Wayne State University, like the vast majority of private and public colleges and universities, benefits from federal funding and loan guarantees-whether it be in form of federally backed student loans (Title IV), military tuition assistance, federally funded research grants, construction projects, health care or otherwise. As Wayne State almost learned the hard way, however, receiving federal funding opens the door to costly lawsuits by opportunistic lawyers and disgruntled former employees under the federal False Claims Act (the “FCA”), which provides draconian penalties for a party who presents a false claim for payment or makes a false statement relevant to a claim paid by the federal government.

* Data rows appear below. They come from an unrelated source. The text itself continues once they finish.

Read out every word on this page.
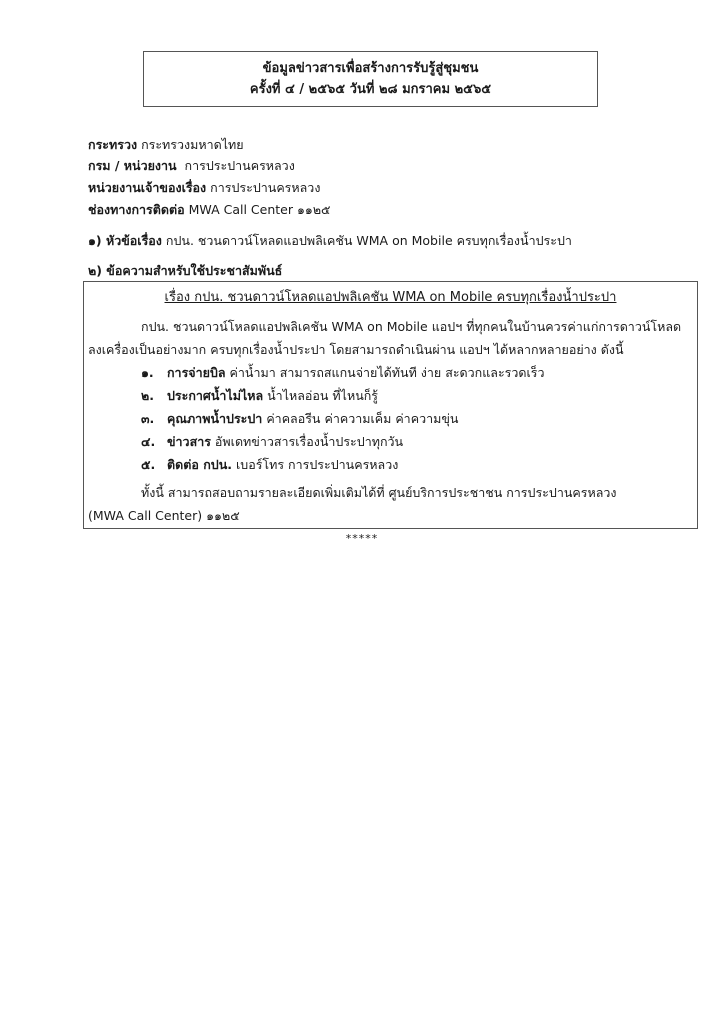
ข้อมูลข่าวสารเพื่อสร้างการรับรู้สู่ชุมชน
ครั้งที่ ๔ / ๒๕๖๕ วันที่ ๒๘ มกราคม ๒๕๖๕
กระทรวง กระทรวงมหาดไทย
กรม / หน่วยงาน การประปานครหลวง
หน่วยงานเจ้าของเรื่อง การประปานครหลวง
ช่องทางการติดต่อ MWA Call Center ๑๑๒๕
๑) หัวข้อเรื่อง กปน. ชวนดาวน์โหลดแอปพลิเคชัน WMA on Mobile ครบทุกเรื่องน้ำประปา
๒) ข้อความสำหรับใช้ประชาสัมพันธ์
เรื่อง กปน. ชวนดาวน์โหลดแอปพลิเคชัน WMA on Mobile ครบทุกเรื่องน้ำประปา
กปน. ชวนดาวน์โหลดแอปพลิเคชัน WMA on Mobile แอปฯ ที่ทุกคนในบ้านควรค่าแก่การดาวน์โหลด
ลงเครื่องเป็นอย่างมาก ครบทุกเรื่องน้ำประปา โดยสามารถดำเนินผ่าน แอปฯ ได้หลากหลายอย่าง ดังนี้
๑. การจ่ายบิล ค่าน้ำมา สามารถสแกนจ่ายได้ทันที ง่าย สะดวกและรวดเร็ว
๒. ประกาศน้ำไม่ไหล น้ำไหลอ่อน ที่ไหนก็รู้
๓. คุณภาพน้ำประปา ค่าคลอรีน ค่าความเค็ม ค่าความขุ่น
๔. ข่าวสาร อัพเดทข่าวสารเรื่องน้ำประปาทุกวัน
๕. ติดต่อ กปน. เบอร์โทร การประปานครหลวง
ทั้งนี้ สามารถสอบถามรายละเอียดเพิ่มเติมได้ที่ ศูนย์บริการประชาชน การประปานครหลวง
(MWA Call Center) ๑๑๒๕
*****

The FCA was enacted to fight fraud against the federal government and enhance the government’s ability to recover losses from fraudulent claims. False claims include not only outright fraud, but also claims for inflated or unjustified federal funding. If a recipient is found to have violated the FCA, the government is entitled to three times the amount fraudulently obtained, plus a penalty of between $5,500 and $10,000 for each false statement, plus attorney’s fees and court costs. While the penalties are steep, the real bite of the FCA lies in its enforcement mechanisms. The FCA contains a whistleblower provision which allows a private citizen with knowledge of the fraudulent claim (typically an employee or former employee), to bring a lawsuit, known as a “qui tam” action, on behalf of the government, to share in the government’s recovery (between 15%-30%) and to recover his attorney’s fees. A federal appeals court has described the effect of this provision as offering financial “bonanzas [in exchange] for valuable information.” As the proliferation of qui tam lawsuits and qui tam lawyers demonstrates, the promise of a “financial bonanza” is a strong motivation for rank and file employees (and their attorneys) to pursue these claims.

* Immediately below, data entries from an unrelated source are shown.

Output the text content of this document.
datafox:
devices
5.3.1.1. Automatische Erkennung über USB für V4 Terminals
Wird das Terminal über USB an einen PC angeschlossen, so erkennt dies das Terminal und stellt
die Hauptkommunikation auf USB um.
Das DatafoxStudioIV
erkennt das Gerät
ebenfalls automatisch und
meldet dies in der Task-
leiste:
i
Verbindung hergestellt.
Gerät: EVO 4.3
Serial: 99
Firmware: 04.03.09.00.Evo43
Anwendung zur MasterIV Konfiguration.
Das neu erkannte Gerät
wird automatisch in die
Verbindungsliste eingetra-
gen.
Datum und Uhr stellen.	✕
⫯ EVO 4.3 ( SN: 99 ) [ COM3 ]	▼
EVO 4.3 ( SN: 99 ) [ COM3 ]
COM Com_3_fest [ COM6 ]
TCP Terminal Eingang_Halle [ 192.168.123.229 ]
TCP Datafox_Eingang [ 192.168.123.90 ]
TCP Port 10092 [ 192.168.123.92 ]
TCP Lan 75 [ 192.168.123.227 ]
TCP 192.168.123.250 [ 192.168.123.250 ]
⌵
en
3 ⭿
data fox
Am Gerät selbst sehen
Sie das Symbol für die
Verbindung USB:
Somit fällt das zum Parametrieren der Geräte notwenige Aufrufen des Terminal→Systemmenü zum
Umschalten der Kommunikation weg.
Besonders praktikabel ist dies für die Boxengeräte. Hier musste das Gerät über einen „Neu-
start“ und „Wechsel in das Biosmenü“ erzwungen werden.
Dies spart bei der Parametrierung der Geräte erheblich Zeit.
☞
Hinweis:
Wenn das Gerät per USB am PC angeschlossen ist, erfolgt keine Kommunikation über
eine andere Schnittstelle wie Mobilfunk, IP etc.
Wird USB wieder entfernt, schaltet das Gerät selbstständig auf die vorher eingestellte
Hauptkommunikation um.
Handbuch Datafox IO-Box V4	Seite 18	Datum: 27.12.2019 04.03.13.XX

Educational institutions have become frequent and easy targets of qui tam lawsuits. In 2015, Wayne State was hit with a qui tam lawsuit by a former associate professor claiming that the school inflated the costs associated with certain federal research grants, including the researchers’ salaries and the amount of time spent working on the grants, in order to expand the funding it received from the federal government. Wayne State faced the prospect of paying hundreds of thousands, perhaps millions, of dollars in damages, penalties, and fees to the federal government, the former professor and his very aggressive attorneys, not to mention the costs of defending the case. However, the federal court dismissed the case in December 2015, ruling that Wayne State is a public institution or, in the court’s words an “arm of the state,” which is not subject to qui tam actions under FCA. Wayne State got lucky.

Client Tip: For schools that are not public or quasi-public educational institutions, the costs and risks of a qui tam action are very real. It is critical that such institutions create and implement policies, practices and protocols to ensure that all applications and reports to the federal government concerning federal funds are properly vetted for accuracy and do not run afoul of the requirements on the FCA.